Ridotta la pena in appello per il clochard imputato per l’incendio dell’opera di Michelangelo Pistoletto a Napoli

Simone Isaia, il clochard di 32 anni imputato per l’incendio della Venere degli Stracci a Napoli, ha visto cambiato il reato contestato da incendio a danneggiamento seguito da incendio. Il processo di appello si è svolto il 4 aprile, e la pena è stata ridotta da 4 anni a 2 anni e 6 mesi di reclusione. L’accusa di distruzione di un’opera d’arte è stata considerata in relazione alla condizione mentale dell’imputato.

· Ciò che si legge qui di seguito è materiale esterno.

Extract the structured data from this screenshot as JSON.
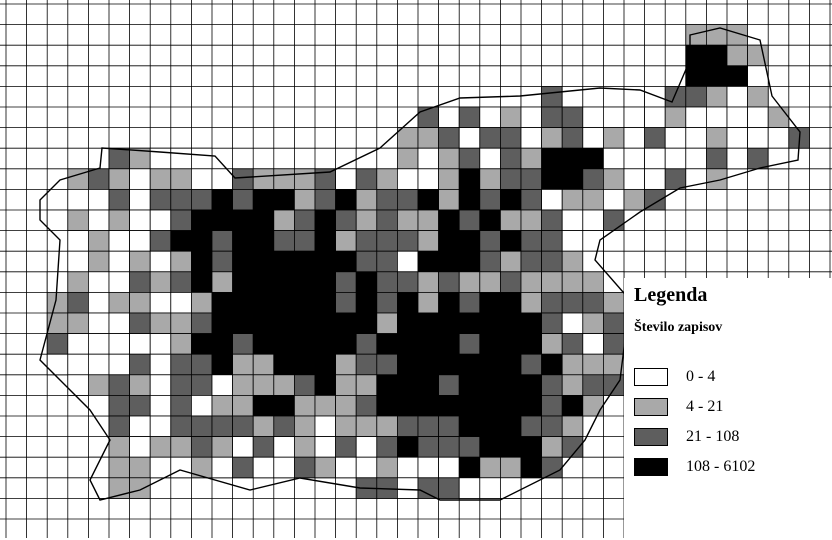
{
  "colors": {
    "c0": "#ffffff",
    "c1": "#a9a9a9",
    "c2": "#5e5e5e",
    "c3": "#000000",
    "grid": "#000000"
  },
  "legend": {
    "title": "Legenda",
    "subtitle": "Število zapisov",
    "items": [
      {
        "label": "0 - 4",
        "color": "#ffffff"
      },
      {
        "label": "4 - 21",
        "color": "#a9a9a9"
      },
      {
        "label": "21 - 108",
        "color": "#5e5e5e"
      },
      {
        "label": "108 - 6102",
        "color": "#000000"
      }
    ]
  }
}
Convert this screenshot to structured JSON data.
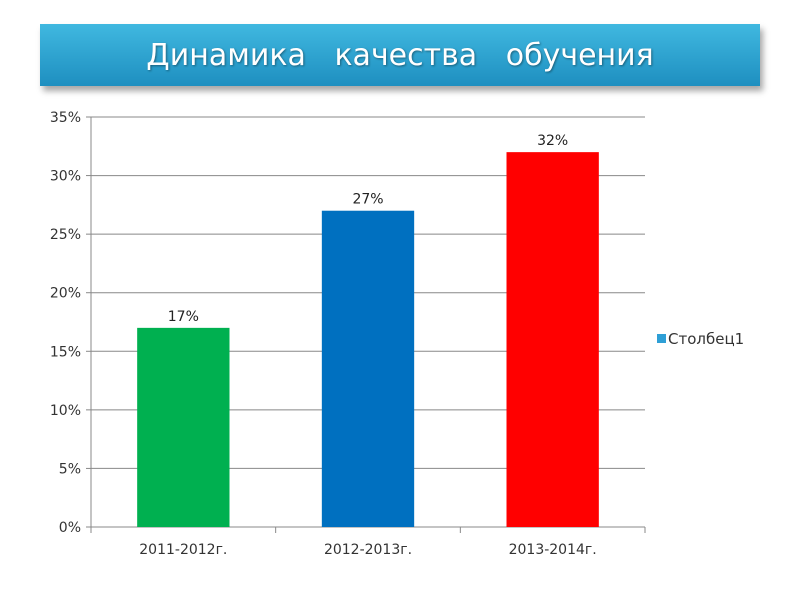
{
  "title": "Динамика   качества   обучения",
  "colors": {
    "banner": "#2aa3d3",
    "bars": [
      "#00b050",
      "#0070c0",
      "#ff0000"
    ],
    "legend": "#2e9fd6",
    "grid": "#888888"
  },
  "chart_data": {
    "type": "bar",
    "categories": [
      "2011-2012г.",
      "2012-2013г.",
      "2013-2014г."
    ],
    "series": [
      {
        "name": "Столбец1",
        "values": [
          17,
          27,
          32
        ]
      }
    ],
    "data_labels": [
      "17%",
      "27%",
      "32%"
    ],
    "y_ticks": [
      "0%",
      "5%",
      "10%",
      "15%",
      "20%",
      "25%",
      "30%",
      "35%"
    ],
    "ylim": [
      0,
      35
    ],
    "grid": true,
    "legend": "right"
  }
}
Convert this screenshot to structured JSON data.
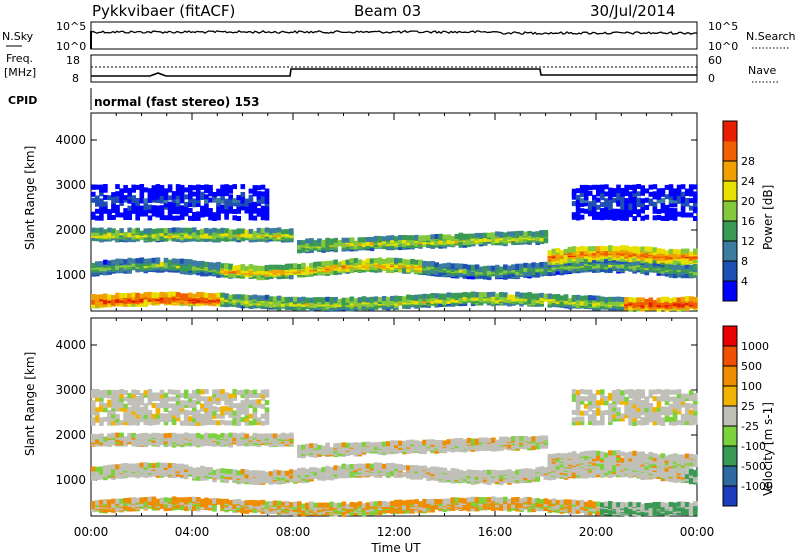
{
  "header": {
    "station": "Pykkvibaer (fitACF)",
    "beam": "Beam 03",
    "date": "30/Jul/2014"
  },
  "top_panels": {
    "nsky": {
      "label": "N.Sky",
      "ytick_top": "10^5",
      "ytick_bottom": "10^0",
      "right_tick_top": "10^5",
      "right_tick_bottom": "10^0",
      "right_label": "N.Search"
    },
    "freq": {
      "label_line1": "Freq.",
      "label_line2": "[MHz]",
      "ytick_top": "18",
      "ytick_bottom": "8",
      "right_tick_top": "60",
      "right_tick_bottom": "0",
      "right_label": "Nave"
    },
    "cpid": {
      "label": "CPID",
      "text": "normal (fast stereo) 153"
    }
  },
  "colors": {
    "power": [
      "#0000ff",
      "#1e4fb4",
      "#3c7ca0",
      "#3a9a55",
      "#84c83c",
      "#e8e000",
      "#f0a000",
      "#f06000",
      "#e81e00"
    ],
    "velocity": [
      "#e80000",
      "#f05000",
      "#f08c00",
      "#f0b400",
      "#c0c0b8",
      "#7cd23c",
      "#3a9a55",
      "#2e6aa0",
      "#1e3cbe"
    ]
  },
  "chart_data": [
    {
      "type": "heatmap",
      "quantity": "power",
      "ylabel": "Slant Range [km]",
      "yticks": [
        1000,
        2000,
        3000,
        4000
      ],
      "ylim": [
        200,
        4600
      ],
      "xlim": [
        0,
        24
      ],
      "colorbar": {
        "label": "Power [dB]",
        "ticks": [
          "4",
          "8",
          "12",
          "16",
          "20",
          "24",
          "28"
        ]
      },
      "xticks": [
        "00:00",
        "04:00",
        "08:00",
        "12:00",
        "16:00",
        "20:00",
        "00:00"
      ]
    },
    {
      "type": "heatmap",
      "quantity": "velocity",
      "ylabel": "Slant Range [km]",
      "yticks": [
        1000,
        2000,
        3000,
        4000
      ],
      "ylim": [
        200,
        4600
      ],
      "xlim": [
        0,
        24
      ],
      "colorbar": {
        "label": "Velocity [m s-1]",
        "ticks": [
          "1000",
          "500",
          "100",
          "25",
          "-25",
          "-100",
          "-500",
          "-1000"
        ]
      },
      "xticks": [
        "00:00",
        "04:00",
        "08:00",
        "12:00",
        "16:00",
        "20:00",
        "00:00"
      ],
      "xlabel": "Time UT"
    }
  ]
}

La Venere degli Stracci, opera di Michelangelo Pistoletto, è stata inaugurata il 28 giugno 2023 e devastata da un incendio la notte del 12 luglio dello stesso anno. Isaia, conosciuto per problemi mentali, è stato implicato nell’incidente e arrestato successivamente. La riduzione della pena si è basata anche sulla richiesta di clemenza di Pistoletto e sulle condizioni dell’imputato.

La sentenza e il processo di appello

La sentenza di primo grado era stata di 4 anni di reclusione per Isaia, con concessione degli arresti domiciliari successivamente revocati. Il processo di appello ha portato a una riformulazione del reato e alla riduzione della pena. L’opera danneggiata è stata nuovamente esposta e inaugurata il 6 marzo, ripristinando la sua presenza nel luogo originale.